What stands out for me however is the ability of lions to remain focused on the hunt, to finish off what they started. In their world, execution is a matter of life and death. They don’t have the luxury of coming back tomorrow or start again in the new financial year or wait for HQ approval. There is only one opportunity at any given moment and it is all about executing as efficiently as possible. There is an intelligence of execution=XQ
This intelligence to finish what is started is desperately needed in our world. Most organisations have plenty of IQ. Never before in history have so much talent, creativity and raw intellect poured into the workforce. A lot of "smarts" goes into the development of organisational plans and strategies these days, normally the traditional focus of the best and brightest. Organisations spend millions to recruit, grow and retain this intellectual capital.

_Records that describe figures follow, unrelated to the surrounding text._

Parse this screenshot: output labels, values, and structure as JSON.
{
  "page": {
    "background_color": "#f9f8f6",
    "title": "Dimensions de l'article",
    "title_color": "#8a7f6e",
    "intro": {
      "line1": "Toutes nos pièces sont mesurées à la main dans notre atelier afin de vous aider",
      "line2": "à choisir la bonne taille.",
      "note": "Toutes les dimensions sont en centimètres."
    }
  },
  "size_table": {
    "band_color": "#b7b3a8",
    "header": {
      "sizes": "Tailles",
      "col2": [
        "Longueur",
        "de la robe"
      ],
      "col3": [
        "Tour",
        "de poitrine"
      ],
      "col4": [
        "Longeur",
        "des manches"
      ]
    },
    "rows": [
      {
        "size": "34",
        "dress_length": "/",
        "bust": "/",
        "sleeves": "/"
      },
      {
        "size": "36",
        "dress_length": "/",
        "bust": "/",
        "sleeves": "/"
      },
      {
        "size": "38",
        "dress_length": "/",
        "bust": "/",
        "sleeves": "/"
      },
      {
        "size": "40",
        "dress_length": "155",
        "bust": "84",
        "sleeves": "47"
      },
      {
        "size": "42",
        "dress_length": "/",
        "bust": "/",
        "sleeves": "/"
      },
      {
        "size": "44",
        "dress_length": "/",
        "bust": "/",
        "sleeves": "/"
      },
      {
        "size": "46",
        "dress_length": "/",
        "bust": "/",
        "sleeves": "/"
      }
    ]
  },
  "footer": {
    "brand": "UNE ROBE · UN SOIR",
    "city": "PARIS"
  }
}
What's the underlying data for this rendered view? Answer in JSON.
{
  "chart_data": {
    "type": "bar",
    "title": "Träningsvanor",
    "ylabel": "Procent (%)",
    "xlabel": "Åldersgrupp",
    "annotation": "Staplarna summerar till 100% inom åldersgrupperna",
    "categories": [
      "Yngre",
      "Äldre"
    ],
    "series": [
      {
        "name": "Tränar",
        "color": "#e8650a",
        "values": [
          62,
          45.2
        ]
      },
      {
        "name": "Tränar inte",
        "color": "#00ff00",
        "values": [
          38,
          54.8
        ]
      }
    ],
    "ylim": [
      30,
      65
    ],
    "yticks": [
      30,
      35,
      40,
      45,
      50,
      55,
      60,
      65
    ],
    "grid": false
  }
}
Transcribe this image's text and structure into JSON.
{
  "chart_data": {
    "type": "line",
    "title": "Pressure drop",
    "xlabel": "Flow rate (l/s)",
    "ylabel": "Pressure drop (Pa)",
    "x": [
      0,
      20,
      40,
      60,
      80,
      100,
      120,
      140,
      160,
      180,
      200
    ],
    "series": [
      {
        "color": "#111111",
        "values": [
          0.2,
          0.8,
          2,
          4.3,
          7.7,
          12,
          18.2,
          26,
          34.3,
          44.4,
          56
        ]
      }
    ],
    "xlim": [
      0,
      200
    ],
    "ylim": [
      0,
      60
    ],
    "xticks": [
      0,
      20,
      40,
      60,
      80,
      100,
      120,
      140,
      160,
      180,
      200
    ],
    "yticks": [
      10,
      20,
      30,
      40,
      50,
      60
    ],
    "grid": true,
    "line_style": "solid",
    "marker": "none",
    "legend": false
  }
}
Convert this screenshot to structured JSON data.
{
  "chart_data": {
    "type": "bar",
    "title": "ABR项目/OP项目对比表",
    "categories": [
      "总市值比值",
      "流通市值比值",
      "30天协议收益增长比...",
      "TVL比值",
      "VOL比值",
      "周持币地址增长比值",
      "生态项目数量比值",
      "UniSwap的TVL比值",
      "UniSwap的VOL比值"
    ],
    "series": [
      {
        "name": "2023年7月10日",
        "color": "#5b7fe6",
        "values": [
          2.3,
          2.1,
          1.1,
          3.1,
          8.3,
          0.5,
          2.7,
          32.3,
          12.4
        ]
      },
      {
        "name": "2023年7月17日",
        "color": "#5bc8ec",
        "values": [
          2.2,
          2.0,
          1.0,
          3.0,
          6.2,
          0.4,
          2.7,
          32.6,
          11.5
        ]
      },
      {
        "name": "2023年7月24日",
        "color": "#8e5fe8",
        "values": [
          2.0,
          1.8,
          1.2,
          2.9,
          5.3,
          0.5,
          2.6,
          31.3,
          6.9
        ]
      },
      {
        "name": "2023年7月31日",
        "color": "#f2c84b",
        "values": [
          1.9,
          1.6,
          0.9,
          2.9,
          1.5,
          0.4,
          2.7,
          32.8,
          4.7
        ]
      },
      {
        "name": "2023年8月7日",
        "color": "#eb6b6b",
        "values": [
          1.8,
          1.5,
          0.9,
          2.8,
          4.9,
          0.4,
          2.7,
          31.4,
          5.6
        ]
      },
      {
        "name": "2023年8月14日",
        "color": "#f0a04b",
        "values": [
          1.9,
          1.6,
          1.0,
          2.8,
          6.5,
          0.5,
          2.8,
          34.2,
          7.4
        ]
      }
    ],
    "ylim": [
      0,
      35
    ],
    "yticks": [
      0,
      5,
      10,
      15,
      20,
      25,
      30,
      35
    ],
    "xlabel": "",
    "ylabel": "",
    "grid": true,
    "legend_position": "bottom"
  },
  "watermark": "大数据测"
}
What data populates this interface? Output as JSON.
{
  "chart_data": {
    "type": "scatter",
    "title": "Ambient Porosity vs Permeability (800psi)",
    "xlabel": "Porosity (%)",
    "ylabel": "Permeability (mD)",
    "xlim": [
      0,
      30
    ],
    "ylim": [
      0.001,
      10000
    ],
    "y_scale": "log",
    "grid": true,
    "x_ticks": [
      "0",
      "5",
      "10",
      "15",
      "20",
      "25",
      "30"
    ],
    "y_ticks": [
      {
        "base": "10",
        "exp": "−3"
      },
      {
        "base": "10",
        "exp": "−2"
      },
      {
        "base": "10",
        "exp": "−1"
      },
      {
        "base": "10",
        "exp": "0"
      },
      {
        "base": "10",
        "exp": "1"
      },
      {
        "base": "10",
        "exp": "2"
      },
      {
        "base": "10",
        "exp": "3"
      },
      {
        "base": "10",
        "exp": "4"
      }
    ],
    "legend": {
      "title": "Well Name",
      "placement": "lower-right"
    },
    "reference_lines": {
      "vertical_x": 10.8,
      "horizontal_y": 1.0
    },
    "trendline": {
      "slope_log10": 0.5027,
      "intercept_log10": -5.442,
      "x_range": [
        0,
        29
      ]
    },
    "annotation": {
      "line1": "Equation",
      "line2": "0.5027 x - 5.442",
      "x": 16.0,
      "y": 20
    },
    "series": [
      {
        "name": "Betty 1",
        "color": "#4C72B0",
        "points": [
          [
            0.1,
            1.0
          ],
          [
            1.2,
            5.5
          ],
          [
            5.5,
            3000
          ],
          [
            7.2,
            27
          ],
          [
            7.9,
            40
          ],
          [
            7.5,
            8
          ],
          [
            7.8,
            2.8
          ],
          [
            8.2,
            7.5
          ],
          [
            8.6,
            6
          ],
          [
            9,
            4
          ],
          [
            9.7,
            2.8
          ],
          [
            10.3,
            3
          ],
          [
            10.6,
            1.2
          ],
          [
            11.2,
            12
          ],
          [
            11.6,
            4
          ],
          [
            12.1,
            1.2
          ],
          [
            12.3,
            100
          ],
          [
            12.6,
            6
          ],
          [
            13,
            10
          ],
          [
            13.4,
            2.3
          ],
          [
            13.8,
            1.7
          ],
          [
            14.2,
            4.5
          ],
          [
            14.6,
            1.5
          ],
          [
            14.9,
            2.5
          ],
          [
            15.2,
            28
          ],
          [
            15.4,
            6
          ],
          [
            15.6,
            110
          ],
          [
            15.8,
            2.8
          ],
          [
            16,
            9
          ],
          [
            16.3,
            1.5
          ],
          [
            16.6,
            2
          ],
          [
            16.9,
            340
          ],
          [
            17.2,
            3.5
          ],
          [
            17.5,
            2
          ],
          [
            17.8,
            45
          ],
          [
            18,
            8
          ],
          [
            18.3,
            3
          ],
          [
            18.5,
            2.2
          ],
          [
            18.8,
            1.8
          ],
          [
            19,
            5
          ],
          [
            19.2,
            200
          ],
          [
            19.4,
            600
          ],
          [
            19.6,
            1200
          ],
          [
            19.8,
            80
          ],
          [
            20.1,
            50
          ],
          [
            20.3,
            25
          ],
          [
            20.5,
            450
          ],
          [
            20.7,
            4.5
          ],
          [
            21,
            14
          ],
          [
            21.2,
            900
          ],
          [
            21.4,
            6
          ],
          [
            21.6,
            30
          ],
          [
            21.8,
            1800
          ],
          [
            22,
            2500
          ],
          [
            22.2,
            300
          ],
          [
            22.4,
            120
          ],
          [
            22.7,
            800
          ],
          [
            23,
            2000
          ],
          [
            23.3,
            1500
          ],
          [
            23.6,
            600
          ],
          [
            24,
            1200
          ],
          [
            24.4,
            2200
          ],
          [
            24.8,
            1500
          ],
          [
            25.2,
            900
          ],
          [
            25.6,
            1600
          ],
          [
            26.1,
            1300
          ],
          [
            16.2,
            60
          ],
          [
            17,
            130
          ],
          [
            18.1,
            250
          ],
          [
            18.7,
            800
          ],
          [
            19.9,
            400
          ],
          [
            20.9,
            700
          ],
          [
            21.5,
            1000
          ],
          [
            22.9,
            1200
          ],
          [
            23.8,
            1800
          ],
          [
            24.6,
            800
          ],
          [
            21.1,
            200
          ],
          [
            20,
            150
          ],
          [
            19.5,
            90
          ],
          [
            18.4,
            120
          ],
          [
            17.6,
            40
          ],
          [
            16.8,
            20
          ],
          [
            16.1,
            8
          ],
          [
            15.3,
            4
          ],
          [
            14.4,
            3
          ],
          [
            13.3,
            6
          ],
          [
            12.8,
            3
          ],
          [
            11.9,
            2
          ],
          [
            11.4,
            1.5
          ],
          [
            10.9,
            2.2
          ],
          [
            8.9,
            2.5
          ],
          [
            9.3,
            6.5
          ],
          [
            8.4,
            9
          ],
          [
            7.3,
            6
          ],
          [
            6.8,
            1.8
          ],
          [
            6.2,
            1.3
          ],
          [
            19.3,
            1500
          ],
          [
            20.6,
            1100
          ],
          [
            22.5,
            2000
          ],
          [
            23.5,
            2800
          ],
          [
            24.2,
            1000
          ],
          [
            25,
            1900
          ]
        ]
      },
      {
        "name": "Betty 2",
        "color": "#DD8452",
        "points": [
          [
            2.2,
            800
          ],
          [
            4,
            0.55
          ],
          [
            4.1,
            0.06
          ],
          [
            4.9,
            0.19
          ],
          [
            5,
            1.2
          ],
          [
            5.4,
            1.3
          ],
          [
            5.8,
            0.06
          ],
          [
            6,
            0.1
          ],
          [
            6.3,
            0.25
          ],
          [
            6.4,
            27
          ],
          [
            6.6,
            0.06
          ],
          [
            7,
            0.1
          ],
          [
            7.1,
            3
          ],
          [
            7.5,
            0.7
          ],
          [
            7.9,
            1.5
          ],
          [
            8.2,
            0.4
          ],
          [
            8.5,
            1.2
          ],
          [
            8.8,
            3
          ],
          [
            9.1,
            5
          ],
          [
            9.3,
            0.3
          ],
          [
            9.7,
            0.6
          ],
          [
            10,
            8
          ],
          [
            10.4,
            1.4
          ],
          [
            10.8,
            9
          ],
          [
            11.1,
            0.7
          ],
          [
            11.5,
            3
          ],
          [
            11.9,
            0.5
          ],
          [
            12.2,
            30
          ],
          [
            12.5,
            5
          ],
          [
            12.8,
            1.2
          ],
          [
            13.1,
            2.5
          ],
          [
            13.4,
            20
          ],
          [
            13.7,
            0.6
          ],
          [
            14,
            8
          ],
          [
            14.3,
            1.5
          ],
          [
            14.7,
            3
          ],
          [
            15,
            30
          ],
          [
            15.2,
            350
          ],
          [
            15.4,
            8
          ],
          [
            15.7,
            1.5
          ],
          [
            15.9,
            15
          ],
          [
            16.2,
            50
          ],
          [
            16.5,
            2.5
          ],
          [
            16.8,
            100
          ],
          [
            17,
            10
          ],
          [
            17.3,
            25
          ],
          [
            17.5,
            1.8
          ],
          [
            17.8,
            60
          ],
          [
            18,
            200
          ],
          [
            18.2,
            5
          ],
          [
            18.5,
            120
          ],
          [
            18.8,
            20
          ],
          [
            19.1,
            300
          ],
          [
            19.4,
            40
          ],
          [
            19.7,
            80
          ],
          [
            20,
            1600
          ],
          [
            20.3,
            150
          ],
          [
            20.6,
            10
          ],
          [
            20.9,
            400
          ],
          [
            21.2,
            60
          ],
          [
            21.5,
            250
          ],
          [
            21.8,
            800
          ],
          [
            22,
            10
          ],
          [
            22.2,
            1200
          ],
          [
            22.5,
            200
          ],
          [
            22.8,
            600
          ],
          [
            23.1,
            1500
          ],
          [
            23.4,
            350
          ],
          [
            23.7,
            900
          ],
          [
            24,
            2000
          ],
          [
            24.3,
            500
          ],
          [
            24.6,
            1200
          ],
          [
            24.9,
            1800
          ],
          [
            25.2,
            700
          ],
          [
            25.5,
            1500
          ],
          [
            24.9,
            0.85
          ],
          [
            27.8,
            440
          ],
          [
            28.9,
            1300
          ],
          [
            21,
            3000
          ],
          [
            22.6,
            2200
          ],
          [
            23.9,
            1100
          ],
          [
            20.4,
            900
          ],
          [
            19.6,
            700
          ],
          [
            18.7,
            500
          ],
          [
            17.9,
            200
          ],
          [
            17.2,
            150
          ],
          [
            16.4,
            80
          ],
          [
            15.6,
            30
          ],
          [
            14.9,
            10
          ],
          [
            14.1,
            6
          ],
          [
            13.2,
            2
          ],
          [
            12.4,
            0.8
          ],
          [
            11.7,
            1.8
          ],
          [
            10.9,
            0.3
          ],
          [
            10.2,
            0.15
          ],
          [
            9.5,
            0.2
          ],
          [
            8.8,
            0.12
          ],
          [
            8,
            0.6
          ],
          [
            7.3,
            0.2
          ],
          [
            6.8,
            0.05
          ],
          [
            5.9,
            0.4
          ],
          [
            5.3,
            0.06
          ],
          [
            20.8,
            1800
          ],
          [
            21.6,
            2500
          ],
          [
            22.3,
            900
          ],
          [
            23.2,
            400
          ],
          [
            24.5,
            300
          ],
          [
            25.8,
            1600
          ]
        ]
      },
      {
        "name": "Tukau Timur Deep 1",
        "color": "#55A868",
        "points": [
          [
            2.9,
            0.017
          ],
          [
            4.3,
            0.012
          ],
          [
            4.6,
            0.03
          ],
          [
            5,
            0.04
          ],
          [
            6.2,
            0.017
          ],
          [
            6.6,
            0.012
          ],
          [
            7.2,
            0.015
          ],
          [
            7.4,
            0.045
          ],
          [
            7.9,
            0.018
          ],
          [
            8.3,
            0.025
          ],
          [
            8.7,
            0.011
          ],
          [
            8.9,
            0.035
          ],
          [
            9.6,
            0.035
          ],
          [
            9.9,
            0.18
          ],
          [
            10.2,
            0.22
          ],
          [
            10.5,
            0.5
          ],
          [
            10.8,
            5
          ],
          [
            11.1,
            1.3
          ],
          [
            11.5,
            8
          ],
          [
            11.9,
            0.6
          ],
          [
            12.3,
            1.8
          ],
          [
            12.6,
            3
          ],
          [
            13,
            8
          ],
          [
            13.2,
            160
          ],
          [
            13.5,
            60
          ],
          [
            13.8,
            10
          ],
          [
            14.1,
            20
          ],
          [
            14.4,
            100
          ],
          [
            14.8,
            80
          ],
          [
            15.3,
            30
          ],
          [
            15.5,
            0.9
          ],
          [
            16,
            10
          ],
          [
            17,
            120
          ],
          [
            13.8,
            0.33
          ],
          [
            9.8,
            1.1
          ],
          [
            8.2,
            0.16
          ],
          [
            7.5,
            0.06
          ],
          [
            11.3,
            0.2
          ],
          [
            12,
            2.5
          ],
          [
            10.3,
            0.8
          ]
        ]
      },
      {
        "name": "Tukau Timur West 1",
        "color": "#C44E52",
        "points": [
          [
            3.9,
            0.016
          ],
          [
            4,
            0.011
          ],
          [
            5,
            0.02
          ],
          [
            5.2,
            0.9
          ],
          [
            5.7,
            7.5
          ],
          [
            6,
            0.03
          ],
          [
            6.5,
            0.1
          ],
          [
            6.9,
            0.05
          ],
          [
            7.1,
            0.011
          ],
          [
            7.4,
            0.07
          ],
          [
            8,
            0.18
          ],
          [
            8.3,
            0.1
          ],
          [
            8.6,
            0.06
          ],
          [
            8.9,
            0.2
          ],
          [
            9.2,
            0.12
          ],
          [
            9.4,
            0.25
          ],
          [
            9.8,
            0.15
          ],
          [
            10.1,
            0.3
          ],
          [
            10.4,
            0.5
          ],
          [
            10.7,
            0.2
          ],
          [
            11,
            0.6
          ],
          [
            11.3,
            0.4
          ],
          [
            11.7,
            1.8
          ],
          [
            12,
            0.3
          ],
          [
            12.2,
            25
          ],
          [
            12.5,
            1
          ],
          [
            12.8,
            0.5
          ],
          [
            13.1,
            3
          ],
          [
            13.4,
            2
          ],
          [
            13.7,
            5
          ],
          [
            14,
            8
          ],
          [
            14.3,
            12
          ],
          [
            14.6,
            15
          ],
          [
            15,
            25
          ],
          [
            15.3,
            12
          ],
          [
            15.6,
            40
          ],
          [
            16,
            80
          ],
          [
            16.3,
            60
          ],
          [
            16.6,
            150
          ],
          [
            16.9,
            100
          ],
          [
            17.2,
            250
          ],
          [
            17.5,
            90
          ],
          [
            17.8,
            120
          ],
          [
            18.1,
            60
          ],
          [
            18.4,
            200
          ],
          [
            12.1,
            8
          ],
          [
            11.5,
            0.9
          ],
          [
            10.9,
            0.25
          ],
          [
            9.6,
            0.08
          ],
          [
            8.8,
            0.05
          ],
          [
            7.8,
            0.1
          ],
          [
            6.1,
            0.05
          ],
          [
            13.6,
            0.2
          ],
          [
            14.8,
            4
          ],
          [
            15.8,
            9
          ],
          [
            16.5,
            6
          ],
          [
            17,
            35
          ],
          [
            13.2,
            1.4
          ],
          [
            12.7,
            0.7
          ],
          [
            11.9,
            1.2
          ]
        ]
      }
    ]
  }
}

There's also a need for EQ, or emotional intelligence. Daniel Goleman has popularized EQ as an essential trait of good organisational leadership. It is about being smart about feelings, how we respond to others and how we choose to react in different situations.
Steven Covey however warned organisations in his last book, “You can have talented people and a superb strategy and still fail. Many do. The reason? It's rarely for a lack of plans or vision. It's bad execution. As simple as that: not getting things done, being indecisive and not delivering on commitments. Close to 70% of organisational failures are due to poor execution, -talking a lot but poor at finishing.”
Why do we have this problem of lack of execution?
- No Clarity: Do you have clear organisational goals? Would your staff be able to list your organisation’s most important goals?
- No commitment: Restructuring initiatives have eroded much needed commitment and focus. Very few key individuals truly embrace the organisation’s goals. Do your employees feel committed to the goals of your organization?
- There is no line of sight between organisational goals and the work people do: Only one in five employees has clearly defined work goals, and one in 10 clearly understands how his work relates to the organization's top priorities.
- No focus on priorities: People want to contribute to achieving the important goals of the organisation but cannot because they are consumed by less important priorities. By their own account, people spend less than half of their time on crucial organisational goals. Key individuals spend most of their day on urgent but irrelevant tasks or pointless bureaucracy.
- No accountability: Employees are rarely if ever called upon to report on progress or lack of progress. Do people really feel the responsibility to perform? What are the consequences for underperformance or non-conformance? Serious issues fall through the cracks and errors go uncorrected.